The logarithm time complexity is present in many algorithms and it’s very effective. Therefore, it’s important to understand how it works so we can know how performant the algorithm that has this time complexity is.
In simple words, a logarithm is the number of times that a number multiplies itself to get a certain result. Let’s take a look at the mathematical function before seeing practical examples:
If we substitute b (base) with 2, then the result will be the x (exponential) number of 2 to result in x.
For example, in the context of algorithms let’s consider n = 16 and we have to figure out what is the power number that the base 2 should have for the result of 16.
log 2 ^ y = 16 == log 2 ^ 4 = 16
The number 2 powered by 4 is the same as 16. Therefore, the algorithm will have 4 iterations in its worst-case scenario.
Logarithm Time Complexity in Binary Search
Let’s take an example where we do the binary search algorithm which basically finds an element within a sorted array with 16 elements. You will see the O(log 16) in practice:
public class OLogNExample {
// O (log(n)) time | O(1) space
public static int binarySearch(int[] array, int target) {
int middle = array.length / 2;
var leftPointer = 0;
var rightPointer = array.length - 1;
int iterationsCount = 0;
while (leftPointer <= rightPointer) {
iterationsCount++;
if (array[middle] < target) {
leftPointer = middle + 1;
} else if (array[middle] > target) {
rightPointer = middle - 1;
} else {
System.out.println("Iterations count: " + iterationsCount);
return middle;
}
middle = (leftPointer + rightPointer) / 2;
}
return -1;
}
@Test
public void testCaseLog4() {
int [] array = {2, 3, 5, 7, 8, 10, 13, 16, 17, 18, 19, 22, 25, 26, 28, 30};
System.out.println(binarySearch(array, 2));
}
}
Output:
Iterations count: 4
0
As you can see in the code above, it takes 4 iterations to find the number 2. If you do the calculation, you will find out that 2 ^ 4 = 16. Therefore, 4 iterations are the worst-case scenario to find element 2.
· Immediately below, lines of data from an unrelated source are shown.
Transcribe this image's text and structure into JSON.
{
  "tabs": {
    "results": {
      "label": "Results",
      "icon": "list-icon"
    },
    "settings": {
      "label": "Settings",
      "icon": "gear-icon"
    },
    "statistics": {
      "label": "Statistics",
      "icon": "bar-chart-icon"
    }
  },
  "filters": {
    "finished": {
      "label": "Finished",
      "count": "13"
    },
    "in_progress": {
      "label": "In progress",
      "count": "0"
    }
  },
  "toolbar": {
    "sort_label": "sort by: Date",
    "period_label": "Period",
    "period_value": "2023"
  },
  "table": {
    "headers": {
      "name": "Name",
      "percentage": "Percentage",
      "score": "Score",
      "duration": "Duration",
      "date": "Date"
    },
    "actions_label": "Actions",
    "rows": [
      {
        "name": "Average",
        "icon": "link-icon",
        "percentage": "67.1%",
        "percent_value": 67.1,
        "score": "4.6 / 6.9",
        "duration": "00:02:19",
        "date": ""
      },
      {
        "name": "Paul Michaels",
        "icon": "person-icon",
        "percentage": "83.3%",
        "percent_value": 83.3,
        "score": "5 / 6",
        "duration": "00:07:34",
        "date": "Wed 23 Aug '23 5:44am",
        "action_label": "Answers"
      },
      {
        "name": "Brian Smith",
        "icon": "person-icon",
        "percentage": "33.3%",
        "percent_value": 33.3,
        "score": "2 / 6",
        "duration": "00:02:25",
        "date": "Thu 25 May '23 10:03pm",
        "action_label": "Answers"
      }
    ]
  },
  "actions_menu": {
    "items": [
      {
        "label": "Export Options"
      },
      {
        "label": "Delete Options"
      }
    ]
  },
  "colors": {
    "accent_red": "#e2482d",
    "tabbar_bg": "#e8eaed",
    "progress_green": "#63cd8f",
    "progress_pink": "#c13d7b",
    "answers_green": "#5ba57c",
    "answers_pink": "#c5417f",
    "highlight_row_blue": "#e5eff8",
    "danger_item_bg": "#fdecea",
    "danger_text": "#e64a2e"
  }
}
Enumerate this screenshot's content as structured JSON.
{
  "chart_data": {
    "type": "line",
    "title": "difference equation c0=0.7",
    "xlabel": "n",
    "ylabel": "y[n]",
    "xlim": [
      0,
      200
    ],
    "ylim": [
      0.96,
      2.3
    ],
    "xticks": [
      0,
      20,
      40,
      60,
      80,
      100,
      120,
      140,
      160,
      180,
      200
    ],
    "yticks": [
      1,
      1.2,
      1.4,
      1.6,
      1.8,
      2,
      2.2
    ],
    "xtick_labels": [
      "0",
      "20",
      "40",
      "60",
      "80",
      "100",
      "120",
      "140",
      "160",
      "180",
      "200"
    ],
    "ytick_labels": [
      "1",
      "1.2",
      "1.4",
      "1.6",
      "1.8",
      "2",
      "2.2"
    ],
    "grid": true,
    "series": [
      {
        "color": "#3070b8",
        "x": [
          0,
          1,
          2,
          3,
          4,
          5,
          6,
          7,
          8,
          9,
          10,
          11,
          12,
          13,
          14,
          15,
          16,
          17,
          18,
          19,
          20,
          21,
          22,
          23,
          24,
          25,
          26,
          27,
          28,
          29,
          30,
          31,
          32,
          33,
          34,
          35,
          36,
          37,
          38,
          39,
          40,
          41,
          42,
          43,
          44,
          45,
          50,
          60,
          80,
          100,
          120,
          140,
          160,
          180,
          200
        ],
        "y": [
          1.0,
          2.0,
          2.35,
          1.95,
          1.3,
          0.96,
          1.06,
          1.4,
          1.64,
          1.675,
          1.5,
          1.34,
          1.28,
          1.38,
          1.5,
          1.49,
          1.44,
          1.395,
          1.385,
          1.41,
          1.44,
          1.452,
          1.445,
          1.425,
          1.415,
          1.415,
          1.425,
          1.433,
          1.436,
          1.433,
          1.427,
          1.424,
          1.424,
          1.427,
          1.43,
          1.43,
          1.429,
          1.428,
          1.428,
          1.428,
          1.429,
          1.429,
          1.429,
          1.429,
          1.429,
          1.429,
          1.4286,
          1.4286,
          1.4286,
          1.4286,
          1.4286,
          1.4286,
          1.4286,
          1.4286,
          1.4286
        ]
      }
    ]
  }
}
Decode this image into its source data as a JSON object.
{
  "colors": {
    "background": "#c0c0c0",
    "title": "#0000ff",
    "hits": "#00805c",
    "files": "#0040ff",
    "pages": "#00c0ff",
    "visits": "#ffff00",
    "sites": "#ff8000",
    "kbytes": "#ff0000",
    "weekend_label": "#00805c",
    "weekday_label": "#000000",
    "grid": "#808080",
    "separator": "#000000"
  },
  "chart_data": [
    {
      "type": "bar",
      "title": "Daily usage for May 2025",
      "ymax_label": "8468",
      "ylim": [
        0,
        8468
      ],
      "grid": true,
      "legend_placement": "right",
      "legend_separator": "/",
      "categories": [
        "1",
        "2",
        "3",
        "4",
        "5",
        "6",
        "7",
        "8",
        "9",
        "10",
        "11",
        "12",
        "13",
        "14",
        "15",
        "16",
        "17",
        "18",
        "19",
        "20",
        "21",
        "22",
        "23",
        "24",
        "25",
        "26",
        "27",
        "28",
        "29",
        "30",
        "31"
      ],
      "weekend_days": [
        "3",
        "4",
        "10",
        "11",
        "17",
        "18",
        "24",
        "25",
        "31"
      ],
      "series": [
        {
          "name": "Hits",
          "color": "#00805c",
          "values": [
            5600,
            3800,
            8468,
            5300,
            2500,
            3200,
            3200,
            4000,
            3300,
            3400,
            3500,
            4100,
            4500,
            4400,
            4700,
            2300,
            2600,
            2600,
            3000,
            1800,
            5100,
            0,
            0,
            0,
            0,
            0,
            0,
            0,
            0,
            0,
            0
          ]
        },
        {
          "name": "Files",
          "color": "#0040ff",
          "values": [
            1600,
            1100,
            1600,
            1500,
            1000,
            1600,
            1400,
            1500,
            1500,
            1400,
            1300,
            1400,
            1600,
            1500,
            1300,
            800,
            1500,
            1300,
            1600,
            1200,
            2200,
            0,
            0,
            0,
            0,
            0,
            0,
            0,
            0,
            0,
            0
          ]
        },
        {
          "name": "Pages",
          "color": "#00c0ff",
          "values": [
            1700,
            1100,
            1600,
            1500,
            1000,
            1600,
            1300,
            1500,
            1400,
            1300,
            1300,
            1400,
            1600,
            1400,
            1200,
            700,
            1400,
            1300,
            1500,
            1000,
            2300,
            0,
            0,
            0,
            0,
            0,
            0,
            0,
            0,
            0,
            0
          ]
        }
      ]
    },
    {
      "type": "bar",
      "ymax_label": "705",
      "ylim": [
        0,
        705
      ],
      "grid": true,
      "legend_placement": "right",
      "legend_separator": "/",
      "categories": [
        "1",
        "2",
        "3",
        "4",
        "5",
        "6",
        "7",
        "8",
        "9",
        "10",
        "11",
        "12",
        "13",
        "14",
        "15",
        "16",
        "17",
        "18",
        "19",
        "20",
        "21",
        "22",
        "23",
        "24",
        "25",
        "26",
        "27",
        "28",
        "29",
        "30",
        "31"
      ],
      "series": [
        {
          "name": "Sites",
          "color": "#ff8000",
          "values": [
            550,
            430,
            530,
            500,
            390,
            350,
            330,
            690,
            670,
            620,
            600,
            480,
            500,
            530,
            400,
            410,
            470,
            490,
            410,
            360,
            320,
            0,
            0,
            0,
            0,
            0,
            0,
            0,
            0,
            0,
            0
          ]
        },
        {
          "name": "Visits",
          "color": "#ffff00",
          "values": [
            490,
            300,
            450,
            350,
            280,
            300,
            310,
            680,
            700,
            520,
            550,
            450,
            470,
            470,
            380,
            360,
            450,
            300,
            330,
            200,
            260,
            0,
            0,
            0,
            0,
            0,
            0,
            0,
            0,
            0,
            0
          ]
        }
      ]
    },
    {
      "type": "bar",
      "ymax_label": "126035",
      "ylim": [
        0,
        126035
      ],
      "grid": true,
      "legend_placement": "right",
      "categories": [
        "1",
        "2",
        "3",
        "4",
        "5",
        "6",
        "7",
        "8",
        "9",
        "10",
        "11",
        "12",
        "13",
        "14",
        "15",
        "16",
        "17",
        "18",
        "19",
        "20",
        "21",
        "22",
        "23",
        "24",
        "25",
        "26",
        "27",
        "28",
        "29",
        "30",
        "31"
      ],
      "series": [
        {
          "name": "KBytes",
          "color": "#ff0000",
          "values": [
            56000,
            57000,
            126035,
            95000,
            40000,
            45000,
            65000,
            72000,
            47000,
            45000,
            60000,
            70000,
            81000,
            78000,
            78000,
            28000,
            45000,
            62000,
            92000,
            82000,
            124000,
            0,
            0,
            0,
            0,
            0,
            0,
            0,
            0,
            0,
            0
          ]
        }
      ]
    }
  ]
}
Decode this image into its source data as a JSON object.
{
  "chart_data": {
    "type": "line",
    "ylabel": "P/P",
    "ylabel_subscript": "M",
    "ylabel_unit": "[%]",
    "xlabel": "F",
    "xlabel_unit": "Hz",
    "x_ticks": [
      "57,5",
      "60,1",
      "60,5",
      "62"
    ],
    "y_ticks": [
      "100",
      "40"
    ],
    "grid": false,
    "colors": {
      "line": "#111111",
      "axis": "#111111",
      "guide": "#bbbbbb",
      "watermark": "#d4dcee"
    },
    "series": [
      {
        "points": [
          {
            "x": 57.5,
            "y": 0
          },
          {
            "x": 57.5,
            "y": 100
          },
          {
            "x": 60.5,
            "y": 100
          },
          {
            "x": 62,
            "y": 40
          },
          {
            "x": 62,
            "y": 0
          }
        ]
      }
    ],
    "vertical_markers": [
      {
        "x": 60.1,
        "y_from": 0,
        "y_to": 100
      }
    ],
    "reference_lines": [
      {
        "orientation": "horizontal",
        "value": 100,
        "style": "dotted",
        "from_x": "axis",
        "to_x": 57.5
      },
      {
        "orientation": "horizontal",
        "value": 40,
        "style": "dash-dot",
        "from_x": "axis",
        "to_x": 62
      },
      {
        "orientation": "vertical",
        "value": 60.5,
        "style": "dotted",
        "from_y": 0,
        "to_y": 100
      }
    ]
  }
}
Another very important point is that the logarithm time complexity will be assumed to have the base 2 when dealing with algorithms. That’s because the algorithms we use the log(n) notation are the divide-and-conquer algorithms. This means that those algorithms will usually break an array in 2 many times or until the element is found or until the whole array is sorted in the case of sorting algorithms.
If we try to find the element that is exactly in the middle, the best-case scenario, then we will have only 1 iteration. If we test the above code by searching for 17 for example, this is the result:
@Test
public void testCaseLog4() {
int [] array = {2, 3, 5, 7, 8, 10, 13, 16, 17, 18, 19, 22, 25, 26, 28, 30};
System.out.println(binarySearch(array, 2));
System.out.println(binarySearch(array, 17));
}
Output:
Iterations count: 1
8
If you want to learn more about the logarithm time complexity and Big(O) notation and how to measure the efficiency of an algorithm, you check out the Big(O) notation article.
Summary
The logarithm is a math function that in the context of algorithms the base will be assumed to be 2 because that’s what will happen the vast majority of times. Therefore, if we have a log(n) time complexity, this means that the time complexity will be how many times 2 will be multiplied by itself to get the result of n.
Let’s see the key points of logarithms in the context of algorithms:
- Logarithm is the number of times a number is multiplied by itself that results in the number n with the base of 2 in the context of algorithms. The log of 4 is 2 because 2 ^ 2 is 4.
- The number of iterations of an algorithm will be represented by the exponent number when the complexity is logarithmical.
- In the vast majority of the cases, the base for logarithms in algorithms’ time complexity will be 2. That’s because most algorithms that have logarithmic time complexity use the divide-and-conquer strategy, which means, it breaks the array in 2.
- A logarithmic time complexity might be faster than the exponent number in the best-case-scenario of that algorithm.